The County, in coordination with Baltimore County Homeless Roundtable, is working to develop action plans, implementation timelines and performance measures for each of the seven strategies. They are tasked by the County Executive with implementing the plan and assuring that the County is moving forward toward the reduction and duration of homelessness in Baltimore County.
On any given night, more than 550 men, women and children are housed in homeless shelters or living on the streets and in encampments in areas around Baltimore County. The County's Homeless Screening Unit, housed in the Department of Social Services, receives up to 40 calls per day from individuals requesting shelter. There are never enough shelter beds to meet this need.
"Homelessness is a complex issue that requires more than a one size fits all approach," said County Council Chair Cathy Bevins. "This comprehensive plan really addresses the many root causes of homelessness."
The County conducted a comprehensive planning process to address homelessness in Baltimore County and to bring the County's homeless service system into alignment with national best practices and federal regulatory changes. The process, which was facilitated by the County in coordination with the Corporation for Supportive Housing, was funded by the United Way of Central Maryland and Baltimore County Communities for the Homeless.
A national team was recruited including representatives from the Corporation for Supportive Housing, the National Alliance to End Homelessness and the Virginia Alliance to End Homelessness. This team offered a national perspective on the importance of ten-year planning in the area of homelessness and engaged local experts in order to determine the gaps in services and potential solutions in the areas of social issues, income, housing, health, transportation and advocacy.
The resulting plan, authored by the National Alliance to End Homelessness, was created with input from a diverse group of over 60 local and regional stakeholders from the public and private sectors, and included input from a Consumer Advisory Council made up of persons who were homeless at that time or had been homeless.
Prospect Place—an Example of the Permanent Supportive Housing Approach
The announcement of the Ten-Year Plan was held at the future site of Prospect Place to demonstrate an example of the permanent and supportive housing strategy.

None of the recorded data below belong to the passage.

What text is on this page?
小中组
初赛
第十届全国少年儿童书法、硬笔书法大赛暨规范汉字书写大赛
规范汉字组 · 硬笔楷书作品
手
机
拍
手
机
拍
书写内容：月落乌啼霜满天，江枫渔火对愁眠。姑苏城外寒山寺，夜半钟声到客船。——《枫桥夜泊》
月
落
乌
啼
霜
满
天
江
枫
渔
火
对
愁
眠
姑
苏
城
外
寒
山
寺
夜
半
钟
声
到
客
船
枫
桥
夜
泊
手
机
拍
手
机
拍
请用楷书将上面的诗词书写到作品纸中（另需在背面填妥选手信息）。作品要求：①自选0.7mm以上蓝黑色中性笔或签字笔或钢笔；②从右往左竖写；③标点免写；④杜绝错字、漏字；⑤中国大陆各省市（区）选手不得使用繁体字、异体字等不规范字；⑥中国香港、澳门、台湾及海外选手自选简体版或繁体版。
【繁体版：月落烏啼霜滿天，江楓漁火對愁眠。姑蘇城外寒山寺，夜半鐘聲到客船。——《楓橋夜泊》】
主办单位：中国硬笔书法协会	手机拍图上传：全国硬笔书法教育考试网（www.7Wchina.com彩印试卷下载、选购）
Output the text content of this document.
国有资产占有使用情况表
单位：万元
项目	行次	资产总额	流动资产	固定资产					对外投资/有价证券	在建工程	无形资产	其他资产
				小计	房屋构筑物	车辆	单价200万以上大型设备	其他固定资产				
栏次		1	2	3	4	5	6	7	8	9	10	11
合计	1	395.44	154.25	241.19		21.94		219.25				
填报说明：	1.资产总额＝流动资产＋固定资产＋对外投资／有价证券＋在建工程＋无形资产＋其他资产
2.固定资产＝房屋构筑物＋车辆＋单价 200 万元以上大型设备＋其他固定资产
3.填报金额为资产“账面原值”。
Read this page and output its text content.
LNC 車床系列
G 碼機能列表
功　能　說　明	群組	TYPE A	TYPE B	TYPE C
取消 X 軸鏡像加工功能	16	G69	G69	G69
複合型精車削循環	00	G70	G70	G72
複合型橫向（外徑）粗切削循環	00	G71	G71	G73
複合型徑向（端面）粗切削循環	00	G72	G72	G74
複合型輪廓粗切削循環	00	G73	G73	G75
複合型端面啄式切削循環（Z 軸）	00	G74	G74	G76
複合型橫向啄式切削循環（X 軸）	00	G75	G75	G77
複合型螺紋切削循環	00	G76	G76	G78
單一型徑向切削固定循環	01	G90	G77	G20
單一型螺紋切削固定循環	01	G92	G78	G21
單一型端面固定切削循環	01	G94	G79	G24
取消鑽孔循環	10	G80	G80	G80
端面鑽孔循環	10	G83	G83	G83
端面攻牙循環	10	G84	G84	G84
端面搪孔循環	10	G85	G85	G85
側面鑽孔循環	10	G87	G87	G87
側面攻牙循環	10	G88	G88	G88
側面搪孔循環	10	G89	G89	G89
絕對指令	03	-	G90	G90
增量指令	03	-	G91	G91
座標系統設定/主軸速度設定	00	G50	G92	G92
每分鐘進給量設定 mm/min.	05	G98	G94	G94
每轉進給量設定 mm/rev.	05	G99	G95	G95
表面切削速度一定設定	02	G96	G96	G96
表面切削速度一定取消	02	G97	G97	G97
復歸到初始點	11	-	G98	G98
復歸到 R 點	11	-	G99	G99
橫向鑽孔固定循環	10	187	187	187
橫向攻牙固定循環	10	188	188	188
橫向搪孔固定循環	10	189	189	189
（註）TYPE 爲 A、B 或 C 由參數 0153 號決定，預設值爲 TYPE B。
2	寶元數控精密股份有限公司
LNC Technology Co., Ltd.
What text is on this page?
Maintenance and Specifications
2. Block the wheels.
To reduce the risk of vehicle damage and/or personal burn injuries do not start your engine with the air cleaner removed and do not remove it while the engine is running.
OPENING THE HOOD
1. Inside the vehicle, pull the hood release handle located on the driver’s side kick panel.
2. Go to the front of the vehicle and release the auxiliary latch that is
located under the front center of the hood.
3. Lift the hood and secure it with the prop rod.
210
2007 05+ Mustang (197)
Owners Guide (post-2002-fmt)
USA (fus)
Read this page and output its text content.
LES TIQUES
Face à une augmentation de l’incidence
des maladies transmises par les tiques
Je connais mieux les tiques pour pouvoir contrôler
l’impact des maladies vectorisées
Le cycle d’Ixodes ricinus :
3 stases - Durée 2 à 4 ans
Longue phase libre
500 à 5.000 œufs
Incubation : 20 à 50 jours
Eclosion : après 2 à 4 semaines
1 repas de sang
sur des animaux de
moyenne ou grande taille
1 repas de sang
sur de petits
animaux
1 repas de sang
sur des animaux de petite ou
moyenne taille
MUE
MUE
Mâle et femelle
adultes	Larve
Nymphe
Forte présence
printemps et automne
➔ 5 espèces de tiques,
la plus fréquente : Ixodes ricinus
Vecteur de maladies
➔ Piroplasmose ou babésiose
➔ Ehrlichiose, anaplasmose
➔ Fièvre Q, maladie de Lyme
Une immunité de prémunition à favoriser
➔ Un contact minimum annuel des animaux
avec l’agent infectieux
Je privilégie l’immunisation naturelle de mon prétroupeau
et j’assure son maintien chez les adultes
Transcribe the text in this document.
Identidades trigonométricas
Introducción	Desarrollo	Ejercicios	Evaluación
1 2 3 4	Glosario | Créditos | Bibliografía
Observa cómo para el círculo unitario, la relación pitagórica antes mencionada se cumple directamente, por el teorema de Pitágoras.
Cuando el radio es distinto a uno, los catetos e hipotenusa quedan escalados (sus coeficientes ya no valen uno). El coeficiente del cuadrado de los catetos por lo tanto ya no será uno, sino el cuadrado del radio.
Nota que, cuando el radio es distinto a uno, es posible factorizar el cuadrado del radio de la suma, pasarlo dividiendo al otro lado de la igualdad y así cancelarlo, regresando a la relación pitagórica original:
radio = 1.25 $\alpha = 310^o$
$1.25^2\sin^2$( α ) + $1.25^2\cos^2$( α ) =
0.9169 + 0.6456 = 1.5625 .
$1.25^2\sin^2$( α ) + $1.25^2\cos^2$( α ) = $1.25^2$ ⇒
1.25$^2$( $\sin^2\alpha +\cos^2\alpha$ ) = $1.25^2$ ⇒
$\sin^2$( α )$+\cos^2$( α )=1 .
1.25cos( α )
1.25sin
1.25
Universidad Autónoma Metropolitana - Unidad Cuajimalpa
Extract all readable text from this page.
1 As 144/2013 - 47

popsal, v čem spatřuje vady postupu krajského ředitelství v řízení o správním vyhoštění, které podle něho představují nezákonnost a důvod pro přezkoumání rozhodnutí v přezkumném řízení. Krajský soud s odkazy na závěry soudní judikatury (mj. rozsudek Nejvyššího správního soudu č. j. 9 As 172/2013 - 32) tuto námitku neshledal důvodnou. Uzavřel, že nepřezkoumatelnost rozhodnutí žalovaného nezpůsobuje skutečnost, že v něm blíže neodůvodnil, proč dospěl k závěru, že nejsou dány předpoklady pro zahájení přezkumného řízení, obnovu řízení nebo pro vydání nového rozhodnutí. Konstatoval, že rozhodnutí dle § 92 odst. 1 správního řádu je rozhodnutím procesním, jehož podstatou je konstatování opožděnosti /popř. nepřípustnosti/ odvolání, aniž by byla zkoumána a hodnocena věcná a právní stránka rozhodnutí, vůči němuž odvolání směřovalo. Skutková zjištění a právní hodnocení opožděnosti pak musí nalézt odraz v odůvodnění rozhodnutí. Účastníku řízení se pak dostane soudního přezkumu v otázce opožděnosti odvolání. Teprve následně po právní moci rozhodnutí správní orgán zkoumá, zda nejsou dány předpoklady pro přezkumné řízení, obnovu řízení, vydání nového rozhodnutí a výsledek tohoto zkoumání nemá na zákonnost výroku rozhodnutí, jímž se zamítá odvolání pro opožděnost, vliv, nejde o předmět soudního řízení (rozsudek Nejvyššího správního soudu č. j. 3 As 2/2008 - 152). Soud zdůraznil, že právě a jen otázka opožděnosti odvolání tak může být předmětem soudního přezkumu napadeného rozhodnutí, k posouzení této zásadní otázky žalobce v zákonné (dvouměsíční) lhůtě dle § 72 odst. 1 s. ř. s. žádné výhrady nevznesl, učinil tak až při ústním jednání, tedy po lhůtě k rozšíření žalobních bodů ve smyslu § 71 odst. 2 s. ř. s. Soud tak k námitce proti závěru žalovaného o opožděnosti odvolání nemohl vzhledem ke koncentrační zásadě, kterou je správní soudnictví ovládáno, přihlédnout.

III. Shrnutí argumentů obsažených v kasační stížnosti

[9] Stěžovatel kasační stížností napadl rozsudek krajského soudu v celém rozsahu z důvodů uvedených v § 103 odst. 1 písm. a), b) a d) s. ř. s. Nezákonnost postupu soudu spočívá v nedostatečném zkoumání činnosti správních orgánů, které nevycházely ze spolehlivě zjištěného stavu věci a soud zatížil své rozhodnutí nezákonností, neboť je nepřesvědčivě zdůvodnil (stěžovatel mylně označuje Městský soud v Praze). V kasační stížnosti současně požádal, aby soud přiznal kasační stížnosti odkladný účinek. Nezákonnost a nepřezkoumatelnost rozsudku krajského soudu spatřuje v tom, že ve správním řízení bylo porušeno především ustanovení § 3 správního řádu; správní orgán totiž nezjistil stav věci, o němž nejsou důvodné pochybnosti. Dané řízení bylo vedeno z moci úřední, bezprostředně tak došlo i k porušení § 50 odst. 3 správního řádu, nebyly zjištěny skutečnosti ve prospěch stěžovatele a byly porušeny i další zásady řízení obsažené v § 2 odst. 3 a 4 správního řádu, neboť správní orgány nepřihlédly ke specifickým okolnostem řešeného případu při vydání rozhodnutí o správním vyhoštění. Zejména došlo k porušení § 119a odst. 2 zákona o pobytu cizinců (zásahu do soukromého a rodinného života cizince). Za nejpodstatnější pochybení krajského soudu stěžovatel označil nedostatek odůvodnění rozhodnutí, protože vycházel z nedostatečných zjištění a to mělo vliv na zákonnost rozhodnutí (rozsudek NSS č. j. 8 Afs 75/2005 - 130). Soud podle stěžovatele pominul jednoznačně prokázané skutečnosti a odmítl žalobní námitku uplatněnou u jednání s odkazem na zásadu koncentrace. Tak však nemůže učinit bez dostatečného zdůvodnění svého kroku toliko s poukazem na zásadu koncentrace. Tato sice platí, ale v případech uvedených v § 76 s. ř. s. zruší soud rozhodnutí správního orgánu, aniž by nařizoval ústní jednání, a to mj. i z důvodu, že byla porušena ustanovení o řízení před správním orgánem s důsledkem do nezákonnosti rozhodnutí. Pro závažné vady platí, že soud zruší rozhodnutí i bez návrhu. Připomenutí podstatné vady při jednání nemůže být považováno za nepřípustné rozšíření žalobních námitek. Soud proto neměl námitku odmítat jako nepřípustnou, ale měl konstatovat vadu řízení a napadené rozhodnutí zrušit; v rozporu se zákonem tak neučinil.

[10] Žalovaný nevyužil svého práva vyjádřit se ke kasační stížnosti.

The Baltimore County Department of Planning and Baltimore County Department of Health and Human Services have partnered with Episcopal Housing Corporation and United Ministries, who have purchased the property, will complete the required renovations and will provide the necessary programming. Funding for this project has been made available, in part, from a grant from the Maryland Department of Housing and Community Development as a result of the National Mortgage Loan Servicing Practices Settlement.
Prospect Place will feature 12 efficiency apartments for chronically homeless single adults and will include on-site case management to increase the residents' self-determination and independence, enabling them to become more self-supporting and remain in a stable housing situation. Residents will be allowed to remain indefinitely, although many will reach a goal of complete self-sufficiency by obtaining independent permanent housing.
When construction of Prospect Place is complete this fall, Baltimore County will have three such programs, including one in Arbutus and one in Edgemere.